Il inclut des clauses de confidentialité dans les ruptures à l'amiable de simples kinés
Et à l'OM, comment négocie-t-il ? JHE a beau vouloir en faire une entreprise comme une autre, la matière reste particulière, versatile. « Il paraît que je fais trop de com... et c'est de la com, ça ? », nous disait-il, narquois, après la signature de Patrice Évra, convaincu d'avoir frappé un coup énorme, à la hauteur du salaire de l'ancien Mancunien. En juillet, il s'est servi d'un rapport favorable de la chambre régionale des comptes pour amender en dernière minute l'accord avec la mairie de Marseille et faire baisser le montant du loyer du Vélodrome. Gaudin ne lui cédera pas l'hippodrome Borély, où JHE rêverait d'implanter le centre d'entraînement : « On va agrandir le parc pour les Marseillais. »
Le président plaisante rarement. Il inclut des clauses de confidentialité dans les ruptures à l'amiable de kinés du club, Jean-Georges Cellier et Jérôme Palestri, traque la moindre fuite. Il accueille en mai les dirigeants de Nice avec le sourire et un épais dossier sous le bras détaillant des supposées irrégularités du club azuréen dans le domaine de la formation. Il tape et voit si ça répond. Il joue, aussi, avec les symboles. Fin juin, au moment de la signature de son contrat, Frank Anguissa et son représentant le trouvent vêtu d'un maillot du Cameroun, numéro de Marc-Vivien Foé sur le dos.
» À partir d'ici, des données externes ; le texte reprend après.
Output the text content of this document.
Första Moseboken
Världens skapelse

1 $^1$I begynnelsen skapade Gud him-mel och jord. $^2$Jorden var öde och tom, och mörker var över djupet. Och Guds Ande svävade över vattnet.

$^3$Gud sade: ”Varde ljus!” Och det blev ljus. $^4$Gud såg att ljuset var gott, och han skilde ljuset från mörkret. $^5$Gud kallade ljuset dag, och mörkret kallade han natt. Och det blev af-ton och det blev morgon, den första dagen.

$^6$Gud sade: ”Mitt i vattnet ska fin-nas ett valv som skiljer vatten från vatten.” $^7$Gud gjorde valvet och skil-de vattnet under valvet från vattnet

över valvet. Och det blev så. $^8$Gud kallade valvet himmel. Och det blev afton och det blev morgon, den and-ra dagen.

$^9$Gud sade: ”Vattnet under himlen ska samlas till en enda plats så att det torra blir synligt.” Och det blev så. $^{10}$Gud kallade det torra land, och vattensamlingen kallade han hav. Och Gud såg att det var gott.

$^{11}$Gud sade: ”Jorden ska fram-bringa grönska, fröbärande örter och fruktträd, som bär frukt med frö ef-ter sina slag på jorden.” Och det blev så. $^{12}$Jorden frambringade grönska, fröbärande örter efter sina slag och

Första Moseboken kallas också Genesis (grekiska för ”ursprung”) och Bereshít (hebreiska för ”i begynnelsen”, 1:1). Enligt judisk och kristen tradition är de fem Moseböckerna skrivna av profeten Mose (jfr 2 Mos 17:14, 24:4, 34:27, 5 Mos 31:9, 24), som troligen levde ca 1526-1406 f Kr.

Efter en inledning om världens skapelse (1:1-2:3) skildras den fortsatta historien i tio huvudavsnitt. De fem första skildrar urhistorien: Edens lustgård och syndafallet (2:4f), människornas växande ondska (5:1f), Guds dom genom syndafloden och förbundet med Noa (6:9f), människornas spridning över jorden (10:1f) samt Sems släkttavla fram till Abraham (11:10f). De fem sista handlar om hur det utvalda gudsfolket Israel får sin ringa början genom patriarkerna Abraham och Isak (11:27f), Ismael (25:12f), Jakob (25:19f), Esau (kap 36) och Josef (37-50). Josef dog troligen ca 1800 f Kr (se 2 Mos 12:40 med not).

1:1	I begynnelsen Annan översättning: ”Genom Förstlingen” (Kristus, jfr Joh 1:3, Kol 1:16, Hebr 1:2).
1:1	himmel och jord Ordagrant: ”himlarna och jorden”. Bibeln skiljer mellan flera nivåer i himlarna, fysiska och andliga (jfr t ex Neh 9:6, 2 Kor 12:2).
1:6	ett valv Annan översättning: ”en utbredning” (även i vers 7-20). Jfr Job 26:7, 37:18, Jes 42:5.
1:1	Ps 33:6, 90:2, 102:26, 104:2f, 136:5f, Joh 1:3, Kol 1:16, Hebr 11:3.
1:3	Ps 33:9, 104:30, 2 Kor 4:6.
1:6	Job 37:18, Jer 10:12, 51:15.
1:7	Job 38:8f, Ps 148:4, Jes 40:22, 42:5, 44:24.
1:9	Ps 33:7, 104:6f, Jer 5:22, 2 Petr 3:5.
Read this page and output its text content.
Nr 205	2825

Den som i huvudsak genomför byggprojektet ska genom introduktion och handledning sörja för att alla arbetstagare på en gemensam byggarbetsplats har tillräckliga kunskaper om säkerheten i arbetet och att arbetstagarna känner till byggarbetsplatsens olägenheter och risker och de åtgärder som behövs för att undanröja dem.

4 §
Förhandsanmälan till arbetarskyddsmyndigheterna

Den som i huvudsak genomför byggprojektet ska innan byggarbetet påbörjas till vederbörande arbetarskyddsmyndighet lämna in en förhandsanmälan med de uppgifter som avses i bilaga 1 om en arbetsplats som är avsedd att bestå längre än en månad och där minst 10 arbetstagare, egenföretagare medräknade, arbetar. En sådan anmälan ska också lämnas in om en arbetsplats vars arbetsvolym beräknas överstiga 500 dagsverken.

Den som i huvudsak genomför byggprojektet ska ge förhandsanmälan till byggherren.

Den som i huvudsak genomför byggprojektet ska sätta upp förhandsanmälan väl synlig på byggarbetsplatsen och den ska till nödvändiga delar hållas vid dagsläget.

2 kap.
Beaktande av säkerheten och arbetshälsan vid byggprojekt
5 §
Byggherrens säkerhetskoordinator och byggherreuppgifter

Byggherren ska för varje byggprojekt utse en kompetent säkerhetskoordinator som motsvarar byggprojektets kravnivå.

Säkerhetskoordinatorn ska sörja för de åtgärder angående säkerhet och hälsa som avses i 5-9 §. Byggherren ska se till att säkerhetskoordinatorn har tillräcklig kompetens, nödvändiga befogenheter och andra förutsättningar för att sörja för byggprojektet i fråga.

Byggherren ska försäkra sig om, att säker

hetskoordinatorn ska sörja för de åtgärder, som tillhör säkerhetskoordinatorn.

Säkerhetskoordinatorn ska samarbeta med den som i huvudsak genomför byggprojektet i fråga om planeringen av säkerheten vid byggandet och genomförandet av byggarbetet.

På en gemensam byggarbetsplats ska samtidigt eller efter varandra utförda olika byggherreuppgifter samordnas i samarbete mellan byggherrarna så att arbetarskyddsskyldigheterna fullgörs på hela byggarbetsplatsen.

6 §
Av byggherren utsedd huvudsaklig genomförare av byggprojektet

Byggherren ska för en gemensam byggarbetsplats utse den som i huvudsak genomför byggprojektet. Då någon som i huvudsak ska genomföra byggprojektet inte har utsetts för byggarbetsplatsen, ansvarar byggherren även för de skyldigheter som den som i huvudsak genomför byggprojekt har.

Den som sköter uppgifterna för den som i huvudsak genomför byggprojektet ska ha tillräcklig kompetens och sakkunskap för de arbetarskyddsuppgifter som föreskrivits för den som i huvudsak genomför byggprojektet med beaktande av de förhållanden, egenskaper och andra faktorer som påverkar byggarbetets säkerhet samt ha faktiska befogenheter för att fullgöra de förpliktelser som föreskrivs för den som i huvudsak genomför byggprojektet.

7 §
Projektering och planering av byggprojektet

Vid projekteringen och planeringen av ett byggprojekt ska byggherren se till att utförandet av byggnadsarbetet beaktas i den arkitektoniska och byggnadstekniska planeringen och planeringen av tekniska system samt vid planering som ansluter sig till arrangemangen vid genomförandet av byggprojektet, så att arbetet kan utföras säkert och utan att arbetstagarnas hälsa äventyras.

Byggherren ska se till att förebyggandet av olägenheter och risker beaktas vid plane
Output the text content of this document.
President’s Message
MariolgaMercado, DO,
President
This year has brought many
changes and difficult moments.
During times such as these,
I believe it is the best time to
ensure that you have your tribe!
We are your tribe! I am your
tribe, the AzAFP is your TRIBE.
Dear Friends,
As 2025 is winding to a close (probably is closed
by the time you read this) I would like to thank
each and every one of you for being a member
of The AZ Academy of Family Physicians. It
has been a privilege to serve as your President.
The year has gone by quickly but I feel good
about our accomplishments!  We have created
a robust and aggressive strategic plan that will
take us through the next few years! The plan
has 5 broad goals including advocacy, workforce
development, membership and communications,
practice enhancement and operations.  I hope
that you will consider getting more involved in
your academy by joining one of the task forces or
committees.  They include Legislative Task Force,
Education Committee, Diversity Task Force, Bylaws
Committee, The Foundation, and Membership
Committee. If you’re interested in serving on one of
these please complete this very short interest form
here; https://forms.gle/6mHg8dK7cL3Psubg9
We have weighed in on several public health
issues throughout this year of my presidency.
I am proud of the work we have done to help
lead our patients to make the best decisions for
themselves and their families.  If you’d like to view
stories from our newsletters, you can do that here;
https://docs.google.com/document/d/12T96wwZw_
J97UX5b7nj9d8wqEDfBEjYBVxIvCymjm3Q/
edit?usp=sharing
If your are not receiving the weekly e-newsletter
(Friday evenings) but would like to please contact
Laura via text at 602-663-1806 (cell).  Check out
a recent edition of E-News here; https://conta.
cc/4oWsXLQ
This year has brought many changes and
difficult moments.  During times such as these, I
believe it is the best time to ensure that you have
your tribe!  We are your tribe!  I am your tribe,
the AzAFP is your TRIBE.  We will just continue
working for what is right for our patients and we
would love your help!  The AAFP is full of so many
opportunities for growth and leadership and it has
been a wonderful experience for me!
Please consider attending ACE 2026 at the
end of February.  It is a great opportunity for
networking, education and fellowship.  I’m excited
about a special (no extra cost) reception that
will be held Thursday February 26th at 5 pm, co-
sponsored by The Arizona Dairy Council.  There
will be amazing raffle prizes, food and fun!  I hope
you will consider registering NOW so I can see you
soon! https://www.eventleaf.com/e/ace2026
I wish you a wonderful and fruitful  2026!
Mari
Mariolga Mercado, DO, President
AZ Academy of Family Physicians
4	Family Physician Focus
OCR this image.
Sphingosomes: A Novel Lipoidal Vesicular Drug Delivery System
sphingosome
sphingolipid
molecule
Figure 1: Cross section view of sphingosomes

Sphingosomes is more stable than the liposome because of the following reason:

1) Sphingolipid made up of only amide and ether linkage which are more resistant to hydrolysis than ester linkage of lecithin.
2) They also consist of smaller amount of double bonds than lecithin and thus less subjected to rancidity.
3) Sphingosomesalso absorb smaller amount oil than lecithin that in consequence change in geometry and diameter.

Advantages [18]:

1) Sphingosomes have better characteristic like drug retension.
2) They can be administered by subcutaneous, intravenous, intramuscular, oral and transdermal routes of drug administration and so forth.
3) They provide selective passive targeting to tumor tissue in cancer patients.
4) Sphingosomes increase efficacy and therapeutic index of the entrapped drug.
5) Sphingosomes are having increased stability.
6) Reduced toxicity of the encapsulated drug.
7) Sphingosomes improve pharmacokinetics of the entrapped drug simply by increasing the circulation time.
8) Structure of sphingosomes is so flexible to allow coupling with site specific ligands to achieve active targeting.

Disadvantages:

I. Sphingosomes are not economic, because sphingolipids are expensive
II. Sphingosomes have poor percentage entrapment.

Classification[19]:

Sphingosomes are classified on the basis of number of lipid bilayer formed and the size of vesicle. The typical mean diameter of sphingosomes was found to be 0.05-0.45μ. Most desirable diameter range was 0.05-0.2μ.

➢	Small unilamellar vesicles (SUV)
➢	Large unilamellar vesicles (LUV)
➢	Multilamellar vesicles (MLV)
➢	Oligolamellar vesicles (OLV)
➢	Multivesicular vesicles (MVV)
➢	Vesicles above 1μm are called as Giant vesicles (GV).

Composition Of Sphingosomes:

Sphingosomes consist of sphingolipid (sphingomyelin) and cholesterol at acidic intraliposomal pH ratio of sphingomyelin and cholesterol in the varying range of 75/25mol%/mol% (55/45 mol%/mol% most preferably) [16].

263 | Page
Ce midi-là, au moment de boucler son portrait, on retrouve JHE à l'hôtel Intercontinental. Il a une douleur derrière la cuisse, il vient d'acheter un sac de frappe et ne s'est pas assez échauffé. Il habite entre Saint-Victor et la Corniche, dans un cadre cossu, sans ostentation. Il ne parle pas d'argent ou de politique, mais le terme « macronien » qu'on lui a accolé cet été lui a bien plu. Sa femme et ses deux filles l'accompagnent parfois au stade, mais il n'est pas question d'en parler ou de les présenter. Encore moins d'organiser des dîners de couples avec d'éventuels copains : « Je me préserve, dit Eyraud. Je me donne beaucoup dans la vie professionnelle, alors le soir, les rares week-ends sans match, je consacre du temps de qualité à ma famille. »
Qu'est-ce qui le dirige ? L'argent, le succès, le pouvoir ? Impossible à dire, et sans doute pas si important pour le boss, monsieur « Courte ». « Jacques-Henri, ce n'est pas un rigolo, on n'est pas de la même génération et on se côtoyait peu, confie Jean-Claude Séroul, grand propriétaire de chevaux, actionnaire de Paris-Turf à hauteur de 34 %, un groupe dont JHE fut le directeur général de 2009 à 2013, puis l'actionnaire principal. Il n'était pas du milieu hippique, il s'est vite intégré. Il est rigoureux, fiable, efficace, il défend sa société. »La moindre critique actuelle sur sa gestion de l'OM le touche. Comme sur le tatami, il attend le moment pour contre-attaquer.